Participants will use the device twice a day for two minutes at a time. They will document stressful events during their workdays and wear Fitbits to measure their heart rate variability, which can be a key indicator of stress and/or post-traumatic stress disorder.
“When a person gets stressed, their heart rate will go up. After the stressor is over, the normal reaction is for the heart rate to come back down,” Levi says. “When a person has PTSD or chronic stress, the heart rate tends to stay high and not come back down.”
The device uses gentle neuromodulation to “remind” the nervous system that the crisis is over, helping the heart rate variability and cortisol levels return to balance after long, stressful shifts.
By tracking biometric data, the study aims to explore how noninvasive technology can promote measurable recovery from stress.
DR. PAULA LEVI, assistant professor of nursing, joined South’s faculty in 2023. Her
connection to the University reaches back further. Her family moved to Mobile from
Boston in 1977 when her father, Drayton Miller, joined basketball Coach Cliff Ellis’
staff. Her mother, Hannelore DuBose, was hired at the USA Biomedical Library before
being promoted to head of cataloging at Marx Library, where she remained until retiring
in 2003. Levi earned her undergraduate nursing degree from South in 2014.
Making Time to Breathe
The U.S. military knows a lot about staying ready under pressure. Now, a South researcher is adapting its strategy to support nurses through the everyday demands of the job.
Dr. Amy Campbell, assistant professor in the School of Computing, worked with her co-principal investigator, Dr. Kristen Noles, director of quality and performance improvement for USA Health, to lead a well-being initiative funded by the American Nurses Foundation. They adapted a military-developed model called Stress First Aid for use in hospitals.

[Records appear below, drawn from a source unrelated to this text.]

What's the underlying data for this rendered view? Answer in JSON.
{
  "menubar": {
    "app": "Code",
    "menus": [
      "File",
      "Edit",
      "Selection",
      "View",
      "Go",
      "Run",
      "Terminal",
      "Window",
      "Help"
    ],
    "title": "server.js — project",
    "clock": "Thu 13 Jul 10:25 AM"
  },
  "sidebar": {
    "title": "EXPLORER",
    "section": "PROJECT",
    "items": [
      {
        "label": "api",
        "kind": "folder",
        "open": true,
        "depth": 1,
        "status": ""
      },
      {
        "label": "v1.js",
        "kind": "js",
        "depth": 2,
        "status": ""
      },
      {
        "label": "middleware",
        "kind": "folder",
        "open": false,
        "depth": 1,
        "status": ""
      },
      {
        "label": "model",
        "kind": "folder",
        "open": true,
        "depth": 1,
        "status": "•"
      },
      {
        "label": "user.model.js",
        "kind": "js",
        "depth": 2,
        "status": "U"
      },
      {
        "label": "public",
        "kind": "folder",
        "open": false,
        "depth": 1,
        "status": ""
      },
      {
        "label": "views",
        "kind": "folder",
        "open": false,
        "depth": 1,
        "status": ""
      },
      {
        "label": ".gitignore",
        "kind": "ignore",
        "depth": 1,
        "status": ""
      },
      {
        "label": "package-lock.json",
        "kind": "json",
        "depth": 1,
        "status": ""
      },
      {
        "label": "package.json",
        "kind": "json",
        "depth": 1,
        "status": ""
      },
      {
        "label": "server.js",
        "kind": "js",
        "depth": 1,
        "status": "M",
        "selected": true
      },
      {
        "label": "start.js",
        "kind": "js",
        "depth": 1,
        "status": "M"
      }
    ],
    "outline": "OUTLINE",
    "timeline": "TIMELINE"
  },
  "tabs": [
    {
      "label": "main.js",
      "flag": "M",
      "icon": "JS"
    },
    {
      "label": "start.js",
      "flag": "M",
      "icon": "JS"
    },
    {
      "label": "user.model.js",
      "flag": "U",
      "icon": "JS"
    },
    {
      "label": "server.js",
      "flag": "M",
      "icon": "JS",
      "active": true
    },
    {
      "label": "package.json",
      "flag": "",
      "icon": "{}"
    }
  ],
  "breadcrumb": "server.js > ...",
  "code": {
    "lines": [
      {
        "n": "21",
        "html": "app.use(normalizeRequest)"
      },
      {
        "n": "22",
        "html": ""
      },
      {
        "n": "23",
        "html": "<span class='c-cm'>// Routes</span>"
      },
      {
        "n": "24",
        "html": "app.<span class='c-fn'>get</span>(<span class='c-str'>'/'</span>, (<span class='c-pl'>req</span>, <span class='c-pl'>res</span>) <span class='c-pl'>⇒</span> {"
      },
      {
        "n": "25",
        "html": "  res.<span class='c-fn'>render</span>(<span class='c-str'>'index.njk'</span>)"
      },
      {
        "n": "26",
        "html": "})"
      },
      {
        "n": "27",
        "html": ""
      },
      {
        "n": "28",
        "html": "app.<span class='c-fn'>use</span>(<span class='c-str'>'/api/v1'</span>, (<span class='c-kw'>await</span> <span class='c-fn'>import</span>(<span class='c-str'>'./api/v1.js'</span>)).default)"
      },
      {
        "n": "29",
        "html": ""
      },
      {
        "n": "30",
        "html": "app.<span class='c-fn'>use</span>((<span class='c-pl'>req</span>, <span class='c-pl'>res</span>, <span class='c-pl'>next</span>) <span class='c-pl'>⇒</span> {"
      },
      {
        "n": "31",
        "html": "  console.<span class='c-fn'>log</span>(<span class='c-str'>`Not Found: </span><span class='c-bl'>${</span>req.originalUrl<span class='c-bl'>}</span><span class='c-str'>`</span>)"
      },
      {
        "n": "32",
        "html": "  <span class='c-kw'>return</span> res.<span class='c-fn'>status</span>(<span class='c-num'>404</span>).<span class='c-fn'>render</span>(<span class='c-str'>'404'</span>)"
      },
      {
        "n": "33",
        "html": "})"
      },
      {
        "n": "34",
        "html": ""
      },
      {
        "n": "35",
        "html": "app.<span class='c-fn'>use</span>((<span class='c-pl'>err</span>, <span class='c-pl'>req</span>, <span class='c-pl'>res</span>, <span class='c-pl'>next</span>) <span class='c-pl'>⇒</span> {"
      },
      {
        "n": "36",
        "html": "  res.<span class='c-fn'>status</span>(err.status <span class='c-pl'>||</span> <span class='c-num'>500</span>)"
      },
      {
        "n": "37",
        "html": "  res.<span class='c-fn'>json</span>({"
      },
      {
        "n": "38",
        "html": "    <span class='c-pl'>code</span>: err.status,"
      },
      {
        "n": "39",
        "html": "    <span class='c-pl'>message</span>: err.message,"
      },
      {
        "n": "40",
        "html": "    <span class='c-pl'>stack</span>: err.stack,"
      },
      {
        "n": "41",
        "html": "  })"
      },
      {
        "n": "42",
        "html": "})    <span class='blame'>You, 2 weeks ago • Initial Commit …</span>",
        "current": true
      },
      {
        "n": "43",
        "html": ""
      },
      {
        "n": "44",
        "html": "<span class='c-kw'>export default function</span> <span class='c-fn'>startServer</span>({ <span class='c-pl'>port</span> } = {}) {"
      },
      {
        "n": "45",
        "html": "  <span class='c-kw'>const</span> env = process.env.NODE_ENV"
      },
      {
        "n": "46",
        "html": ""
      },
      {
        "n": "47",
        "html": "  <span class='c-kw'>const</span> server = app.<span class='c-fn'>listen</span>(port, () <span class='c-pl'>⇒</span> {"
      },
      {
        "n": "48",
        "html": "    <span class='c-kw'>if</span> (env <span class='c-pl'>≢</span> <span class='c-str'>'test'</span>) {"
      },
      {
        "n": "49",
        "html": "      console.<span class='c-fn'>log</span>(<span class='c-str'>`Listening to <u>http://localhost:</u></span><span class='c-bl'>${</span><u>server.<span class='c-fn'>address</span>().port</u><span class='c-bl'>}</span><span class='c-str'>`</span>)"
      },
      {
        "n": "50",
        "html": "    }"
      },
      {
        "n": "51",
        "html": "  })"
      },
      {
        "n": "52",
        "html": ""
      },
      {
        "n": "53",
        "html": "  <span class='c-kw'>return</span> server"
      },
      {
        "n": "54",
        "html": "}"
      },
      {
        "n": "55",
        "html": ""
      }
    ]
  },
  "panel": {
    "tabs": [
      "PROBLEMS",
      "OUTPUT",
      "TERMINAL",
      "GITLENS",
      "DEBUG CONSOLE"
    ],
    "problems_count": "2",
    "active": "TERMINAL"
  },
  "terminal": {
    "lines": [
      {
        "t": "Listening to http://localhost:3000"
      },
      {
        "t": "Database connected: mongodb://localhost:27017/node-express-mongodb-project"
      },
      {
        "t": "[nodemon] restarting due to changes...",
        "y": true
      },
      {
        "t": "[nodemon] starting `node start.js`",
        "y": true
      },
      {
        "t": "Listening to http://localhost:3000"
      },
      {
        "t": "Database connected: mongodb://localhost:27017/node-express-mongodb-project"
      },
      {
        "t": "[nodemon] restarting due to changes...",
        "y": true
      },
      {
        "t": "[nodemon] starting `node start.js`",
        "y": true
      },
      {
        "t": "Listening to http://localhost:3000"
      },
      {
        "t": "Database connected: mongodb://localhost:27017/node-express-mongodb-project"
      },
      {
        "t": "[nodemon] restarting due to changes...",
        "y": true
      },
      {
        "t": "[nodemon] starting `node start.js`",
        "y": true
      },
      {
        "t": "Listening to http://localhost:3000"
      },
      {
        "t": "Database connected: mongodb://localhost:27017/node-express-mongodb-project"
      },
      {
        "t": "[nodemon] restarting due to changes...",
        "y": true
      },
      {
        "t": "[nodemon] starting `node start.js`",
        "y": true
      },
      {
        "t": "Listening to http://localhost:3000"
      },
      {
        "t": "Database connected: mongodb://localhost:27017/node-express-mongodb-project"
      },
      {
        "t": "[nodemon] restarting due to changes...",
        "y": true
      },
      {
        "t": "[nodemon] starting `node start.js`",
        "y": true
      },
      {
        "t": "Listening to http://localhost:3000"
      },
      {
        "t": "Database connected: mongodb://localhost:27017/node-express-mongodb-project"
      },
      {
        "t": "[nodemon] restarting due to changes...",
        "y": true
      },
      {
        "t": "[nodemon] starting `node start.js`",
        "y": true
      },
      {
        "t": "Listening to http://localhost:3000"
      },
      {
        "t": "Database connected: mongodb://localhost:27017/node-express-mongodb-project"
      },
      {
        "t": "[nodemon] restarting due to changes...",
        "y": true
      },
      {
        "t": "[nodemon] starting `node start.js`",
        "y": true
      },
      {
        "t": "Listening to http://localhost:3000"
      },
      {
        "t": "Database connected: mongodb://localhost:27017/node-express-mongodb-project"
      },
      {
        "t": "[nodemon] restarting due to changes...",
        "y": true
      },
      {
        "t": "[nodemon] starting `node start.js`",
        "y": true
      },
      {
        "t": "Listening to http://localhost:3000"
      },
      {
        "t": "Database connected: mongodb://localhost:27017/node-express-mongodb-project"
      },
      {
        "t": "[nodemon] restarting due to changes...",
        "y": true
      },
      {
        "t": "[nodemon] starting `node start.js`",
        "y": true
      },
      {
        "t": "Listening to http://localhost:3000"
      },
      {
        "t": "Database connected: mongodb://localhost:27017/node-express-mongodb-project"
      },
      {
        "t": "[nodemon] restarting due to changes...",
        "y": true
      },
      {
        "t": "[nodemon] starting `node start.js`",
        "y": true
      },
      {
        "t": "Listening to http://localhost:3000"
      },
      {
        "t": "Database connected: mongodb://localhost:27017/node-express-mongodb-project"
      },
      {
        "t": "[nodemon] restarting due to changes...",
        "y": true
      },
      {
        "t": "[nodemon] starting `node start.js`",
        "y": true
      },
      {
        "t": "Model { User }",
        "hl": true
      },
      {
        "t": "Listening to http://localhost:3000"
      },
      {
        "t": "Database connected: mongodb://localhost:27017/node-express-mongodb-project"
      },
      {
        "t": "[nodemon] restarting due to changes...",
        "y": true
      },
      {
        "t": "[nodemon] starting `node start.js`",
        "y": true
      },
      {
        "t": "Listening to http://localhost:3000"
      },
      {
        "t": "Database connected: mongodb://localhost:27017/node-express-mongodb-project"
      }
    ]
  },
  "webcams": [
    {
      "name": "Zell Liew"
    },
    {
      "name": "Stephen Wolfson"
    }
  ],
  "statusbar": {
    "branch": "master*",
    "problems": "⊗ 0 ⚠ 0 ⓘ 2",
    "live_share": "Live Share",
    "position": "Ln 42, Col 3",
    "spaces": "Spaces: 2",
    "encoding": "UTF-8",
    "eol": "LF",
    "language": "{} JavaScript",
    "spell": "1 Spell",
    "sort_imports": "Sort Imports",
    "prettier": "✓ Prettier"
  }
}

The program uses a color scale of green, yellow, orange and red to train nurses to recognize, express and address early signs of stress and burnout in themselves and their peers before exhaustion hampers their ability to perform their jobs. What began as a pilot in six University Hospital units has expanded throughout the hospital.
The support structure pairs short training sessions with access to “decompression spaces” that give nurses permission to pause, breathe and reset. The rooms offer an oasis of peace and quiet, with massage chairs, TV monitors streaming calming images of nature and, most importantly, alone time — something nurses find in short supply.
“Nurses are great at identifying the needs of others,” says Campbell, who taught informatics in the College of Nursing for six years before switching to Information Systems and Technology. “We’re not always great at identifying our own.”